Re: additional vector function to improve register fetch performance

public inbox for gdb@sourceware.org
 help / color / mirror / Atom feed

* Re: additional vector function to improve  register fetch performance
@ 2000-12-08  2:53 Stephane Carrez
  2000-12-11 15:21 ` J.T. Conklin
  0 siblings, 1 reply; 5+ messages in thread
From: Stephane Carrez @ 2000-12-08  2:53 UTC (permalink / raw)
  To: gdb, jtc

Hi!

> While we're talking about register fetch and stores, I had an idea the
> outher night about improving performance by adding some new functions
> to the target vector.
> 

For gdb for ChorusOS (system debug), I'm doing some prefetch to
improve performance. For each processor, I've defined a list of
"gdb important registers". I retreive the complete list when gdb asks
for one of them.

For example for Sparc, I've defined the following list:

 	sp, pc, rp, fp

So, when gdb asks for either sp or pc, I retreive these 4 registers.

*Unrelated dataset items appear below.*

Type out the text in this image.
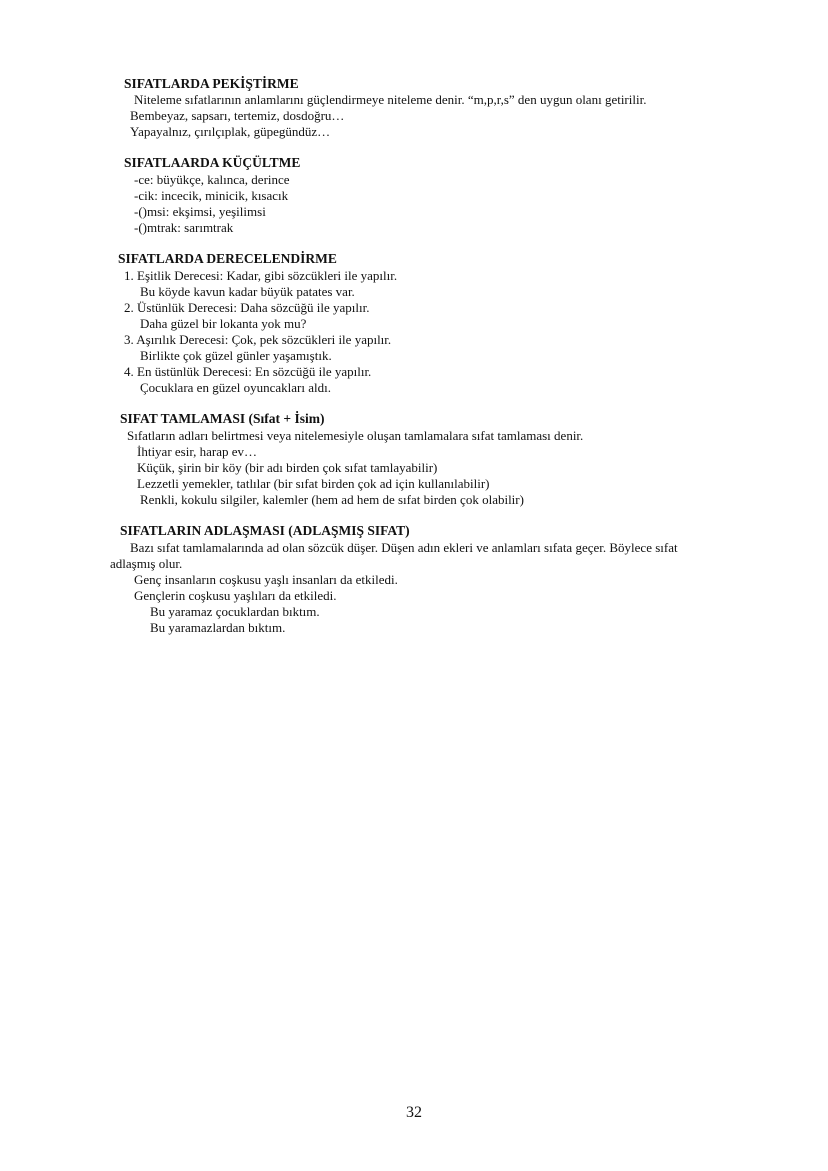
SIFATLARDA PEKİŞTİRME
Niteleme sıfatlarının anlamlarını güçlendirmeye niteleme denir. “m,p,r,s” den uygun olanı getirilir.
Bembeyaz, sapsarı, tertemiz, dosdoğru…
Yapayalnız, çırılçıplak, güpegündüz…
SIFATLAARDA KÜÇÜLTME
-ce: büyükçe, kalınca, derince
-cik: incecik, minicik, kısacık
-()msi: ekşimsi, yeşilimsi
-()mtrak: sarımtrak
SIFATLARDA DERECELENDİRME
1. Eşitlik Derecesi: Kadar, gibi sözcükleri ile yapılır.
Bu köyde kavun kadar büyük patates var.
2. Üstünlük Derecesi: Daha sözcüğü ile yapılır.
Daha güzel bir lokanta yok mu?
3. Aşırılık Derecesi: Çok, pek sözcükleri ile yapılır.
Birlikte çok güzel günler yaşamıştık.
4. En üstünlük Derecesi: En sözcüğü ile yapılır.
Çocuklara en güzel oyuncakları aldı.
SIFAT TAMLAMASI (Sıfat + İsim)
Sıfatların adları belirtmesi veya nitelemesiyle oluşan tamlamalara sıfat tamlaması denir.
İhtiyar esir, harap ev…
Küçük, şirin bir köy (bir adı birden çok sıfat tamlayabilir)
Lezzetli yemekler, tatlılar (bir sıfat birden çok ad için kullanılabilir)
Renkli, kokulu silgiler, kalemler (hem ad hem de sıfat birden çok olabilir)
SIFATLARIN ADLAŞMASI (ADLAŞMIŞ SIFAT)
Bazı sıfat tamlamalarında ad olan sözcük düşer. Düşen adın ekleri ve anlamları sıfata geçer. Böylece sıfat
adlaşmış olur.
Genç insanların coşkusu yaşlı insanları da etkiledi.
Gençlerin coşkusu yaşlıları da etkiledi.
Bu yaramaz çocuklardan bıktım.
Bu yaramazlardan bıktım.
32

In general, I've observed this is enought. For most processors
Gdb needs the sp, pc and fp (in general after each stop). I'm using this
for sparc, x86 and ppc.

> * target_prefetch_register()
> 
>   With the register cache and targets that always fetch the entire
>   register set, fetch performance is as good as can be expected.  But
>   with a target that can fetch one register at a time, GDB will issue
>   multiple single register fetches.  Due to command/response latency,
>   this has a significant performance impact.
> 
>   One way this could be addressed is to always fetch the entire
>   register set.  The remote protocol is like this, while it can set a
>   single register, there is no command to fetch one.  This approach
>   may lose when the register set is large and the number of registers
>   to be fetched is small; it may be possible to issue several single-
>   register fetches in the time for one for the entire register set.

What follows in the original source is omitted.